In the early days of reform and opening up, foreign investors paid more attention to China’s low labor costs and cheap natural resources. As China develops, its unified massive market and quality talents have become the most attractive aspects for foreign investors. With a total population of 1.4 billion, China has the largest middle-income group in the world. The importance of the Chinese market to all multinational companies is self-evident. In addition, the fundamental driving force for global economic growth lies in innovation.
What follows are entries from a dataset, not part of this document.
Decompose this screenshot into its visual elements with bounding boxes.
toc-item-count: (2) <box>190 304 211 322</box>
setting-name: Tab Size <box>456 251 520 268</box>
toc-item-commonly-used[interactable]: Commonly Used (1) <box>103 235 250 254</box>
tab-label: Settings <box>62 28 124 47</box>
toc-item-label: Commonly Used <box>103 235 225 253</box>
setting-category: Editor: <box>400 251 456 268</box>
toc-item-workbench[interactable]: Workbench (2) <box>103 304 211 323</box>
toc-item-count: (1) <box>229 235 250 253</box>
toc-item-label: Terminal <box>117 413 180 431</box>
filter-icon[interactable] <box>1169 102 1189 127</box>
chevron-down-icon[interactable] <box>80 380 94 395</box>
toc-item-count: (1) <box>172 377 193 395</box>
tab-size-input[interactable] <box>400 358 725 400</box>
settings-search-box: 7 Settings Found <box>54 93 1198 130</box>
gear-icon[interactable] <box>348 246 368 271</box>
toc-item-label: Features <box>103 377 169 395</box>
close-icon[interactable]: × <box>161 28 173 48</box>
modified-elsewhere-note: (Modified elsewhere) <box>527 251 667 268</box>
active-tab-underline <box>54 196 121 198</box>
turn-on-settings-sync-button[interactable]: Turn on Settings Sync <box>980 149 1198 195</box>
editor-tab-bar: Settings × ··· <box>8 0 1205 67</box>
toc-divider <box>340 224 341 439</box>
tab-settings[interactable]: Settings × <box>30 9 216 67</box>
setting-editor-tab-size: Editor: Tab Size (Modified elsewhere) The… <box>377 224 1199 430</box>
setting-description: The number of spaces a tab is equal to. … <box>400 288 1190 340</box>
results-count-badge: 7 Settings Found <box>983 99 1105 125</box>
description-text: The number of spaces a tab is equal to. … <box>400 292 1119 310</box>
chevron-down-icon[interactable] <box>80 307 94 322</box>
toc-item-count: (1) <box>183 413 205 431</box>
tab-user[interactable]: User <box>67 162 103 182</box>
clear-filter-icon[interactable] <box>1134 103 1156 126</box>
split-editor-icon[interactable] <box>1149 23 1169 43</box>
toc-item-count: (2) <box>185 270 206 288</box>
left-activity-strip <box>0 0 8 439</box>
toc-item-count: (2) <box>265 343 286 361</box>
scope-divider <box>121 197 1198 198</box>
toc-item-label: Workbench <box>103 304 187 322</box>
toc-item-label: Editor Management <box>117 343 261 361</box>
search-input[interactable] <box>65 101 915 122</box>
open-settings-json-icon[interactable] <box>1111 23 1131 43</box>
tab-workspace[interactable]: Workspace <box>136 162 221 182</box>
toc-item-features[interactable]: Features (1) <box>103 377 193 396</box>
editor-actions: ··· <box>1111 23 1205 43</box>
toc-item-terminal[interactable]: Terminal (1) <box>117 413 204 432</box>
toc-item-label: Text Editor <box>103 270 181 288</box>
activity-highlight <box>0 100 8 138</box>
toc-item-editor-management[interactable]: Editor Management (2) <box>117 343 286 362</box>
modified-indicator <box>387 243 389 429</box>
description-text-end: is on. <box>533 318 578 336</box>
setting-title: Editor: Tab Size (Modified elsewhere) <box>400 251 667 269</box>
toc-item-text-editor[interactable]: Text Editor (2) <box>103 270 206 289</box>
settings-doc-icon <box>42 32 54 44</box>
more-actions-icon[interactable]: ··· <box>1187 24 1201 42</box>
China can provide foreign companies with rich scientific and technological talents in fields like scientific research and manufacturing, which is rarely available in other countries in the world.
While China remains fairly attractive to foreign investment, it is constantly striving to improve its business environment.
On January 30, 2019, the 8th meeting of the Standing Committee of the 13th National People’s Congress (NPC) reviewed a new draft of the Foreign Investment Law of the People’s Republic of China and decided to submit the draft to the second session of the 13th NPC for deliberation. The foreign investment law that has been approved at this year’s two sessions and will take effect since Januarary 2020 will exert positive influence on China’s attraction of foreign investment.
China did not have a separate foreign investment law in the past. Instead, according to the actual situation and the economic development at that time, different laws were introduced to regulate different aspects, such as investment, registration, and operation. These laws are the Law of the People’s Republic of China on ChineseForeign Equity Joint Ventures, Law of the People’s Republic of China on Chinese-Foreign Contractual Joint Ventures, and Law of the People’s Republic of China on ForeignCapital Enterprises. In addition to these three laws, there are still many other laws related to foreign investment, but the provisions are usually corresponding measures based on specific situation. These measures are not comprehensive laws. So there are shortcomings, and some parts are not unified but instead, contradictory to each other. This is not a suitable scenario for China’s further opening up.
Therefore, it is necessary to regulate foreign investment with a unified basic law. The foreign investment law will enhance the status of foreign enterprises in the Chinese economy and enable them to participate fairly in economic activities. For example, it adheres to the management model of pre-establishment national treatment plus a negative list for foreign investment. And by replacing the approval system with a negative list system, the restrictions in the field of investment are greatly reduced. Foreign-invested enterprises can raise funds in accordance with the law through public issuance of stocks, corporate bonds and other methods, which will play a substantial role in attracting foreign investment. At the same time, after the law is implemented, the registration procedures for foreign businesses will be reduced and the time required will be shortened, improving convenience for foreign investors.